Au regard de ces événements, la position de la WTA est «très inhabituelle», déclare Simon Chadwick, spécialiste du financement du sport à l'EMlyon Business School. «Les autorités chinoises n'aiment pas qu'on leur dise quoi faire.»

Selon la revue américaine Sports Illustrated, la Chine représentait avant la pandémie un tiers des revenus de la WTA, un chiffre contesté par Steve Simon. «Nous tirons beaucoup de revenus de la Chine», a-t-il simplement indiqué au magazine Time.

Un risque calculé? 

Mais, dans un contexte marqué par la possibilité d'un boycott diplomatique par les Etats-Unis des Jeux olympiques d'hiver prévus en février à Pékin, la WTA prend peut-être un risque calculé. Le tennis féminin est moins dépendant du marché chinois que la NBA, très populaire en Chine, selon M. Chadwick.

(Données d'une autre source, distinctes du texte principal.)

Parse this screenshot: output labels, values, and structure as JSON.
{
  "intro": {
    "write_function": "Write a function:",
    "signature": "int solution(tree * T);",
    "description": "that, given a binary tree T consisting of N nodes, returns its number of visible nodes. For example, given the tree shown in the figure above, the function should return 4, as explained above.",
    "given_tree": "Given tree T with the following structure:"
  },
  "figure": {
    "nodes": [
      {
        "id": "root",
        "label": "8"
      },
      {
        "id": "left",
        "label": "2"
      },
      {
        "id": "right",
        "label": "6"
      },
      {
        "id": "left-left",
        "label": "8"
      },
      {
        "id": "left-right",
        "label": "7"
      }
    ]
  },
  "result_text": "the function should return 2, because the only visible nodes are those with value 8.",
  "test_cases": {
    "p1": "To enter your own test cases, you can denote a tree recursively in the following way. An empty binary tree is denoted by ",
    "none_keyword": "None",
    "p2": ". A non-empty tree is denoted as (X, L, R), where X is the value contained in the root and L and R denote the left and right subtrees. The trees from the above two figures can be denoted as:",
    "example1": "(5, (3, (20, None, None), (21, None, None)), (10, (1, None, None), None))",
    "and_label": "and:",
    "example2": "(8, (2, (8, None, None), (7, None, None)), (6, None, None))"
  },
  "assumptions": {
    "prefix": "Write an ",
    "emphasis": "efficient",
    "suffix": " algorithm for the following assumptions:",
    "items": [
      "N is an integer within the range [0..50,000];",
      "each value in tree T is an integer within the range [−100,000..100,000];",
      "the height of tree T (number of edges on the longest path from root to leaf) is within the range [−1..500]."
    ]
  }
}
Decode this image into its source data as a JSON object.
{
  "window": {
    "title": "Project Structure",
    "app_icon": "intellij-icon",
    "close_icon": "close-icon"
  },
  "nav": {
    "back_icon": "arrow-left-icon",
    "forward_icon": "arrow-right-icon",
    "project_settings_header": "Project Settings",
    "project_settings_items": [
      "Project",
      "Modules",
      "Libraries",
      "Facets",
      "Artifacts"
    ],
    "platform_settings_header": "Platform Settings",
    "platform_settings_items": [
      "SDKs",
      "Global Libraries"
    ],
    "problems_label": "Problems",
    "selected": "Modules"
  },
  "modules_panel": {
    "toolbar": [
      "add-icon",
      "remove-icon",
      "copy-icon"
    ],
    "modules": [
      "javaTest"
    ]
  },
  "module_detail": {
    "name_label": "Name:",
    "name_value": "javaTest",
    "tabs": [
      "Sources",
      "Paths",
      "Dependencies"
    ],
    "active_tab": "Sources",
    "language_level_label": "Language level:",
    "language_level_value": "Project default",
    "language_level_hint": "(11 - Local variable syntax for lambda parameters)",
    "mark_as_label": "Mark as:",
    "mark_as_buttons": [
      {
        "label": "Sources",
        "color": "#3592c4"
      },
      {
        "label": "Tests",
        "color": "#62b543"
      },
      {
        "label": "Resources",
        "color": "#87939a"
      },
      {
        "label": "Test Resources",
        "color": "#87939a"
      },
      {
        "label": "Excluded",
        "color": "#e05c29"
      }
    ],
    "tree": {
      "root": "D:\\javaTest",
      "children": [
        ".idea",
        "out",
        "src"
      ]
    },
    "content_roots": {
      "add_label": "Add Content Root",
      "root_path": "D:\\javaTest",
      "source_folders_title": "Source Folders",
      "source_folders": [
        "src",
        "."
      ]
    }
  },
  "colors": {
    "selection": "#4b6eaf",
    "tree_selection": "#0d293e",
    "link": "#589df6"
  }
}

D'autant que Pékin a peu de moyens de pression envers l'organisation: les compétitions sont déjà suspendues depuis deux ans pour cause d'épidémie. Et les tournois féminins ne semblent pas près de revenir en Chine compte tenu des règles sanitaires extrêmement strictes observées dans le pays.

La WTA «a appris à vivre sans la Chine», selon Mark Dreyer, du site China sports insider, «les conséquences de sa prise de position sont moins importantes aujourd'hui que ce qu'elles auraient pu être par le passé».

Les autorités pourraient adopter une approche moins intrusive, comme empêcher les internautes chinois de commenter les matches à l'étranger, explique le blogueur chinois Ouyang Wensheng, spécialiste du tennis.

Depuis quelques jours, des figures du tennis mondial ont exprimé leur inquiétude envers Peng Shuai sur Twitter, sous le hashtag #WhereIsPengShuai.

La censure chinoise a supprimé la moindre trace des accusations de la joueuse sur les réseaux sociaux. La publication originellement postée sur Weibo a été supprimée rapidement et l'AFP n'a pas pu vérifier son authenticité.

Depuis, la joueuse n'a pas directement communiqué ou fait d'apparition publique et Zhang Gaoli n'a jamais réagi publiquement aux accusations.

Les autorités chinoises, la Fédération nationale de tennis ainsi que la WTA n'ont pas répondu aux sollicitations de l'AFP.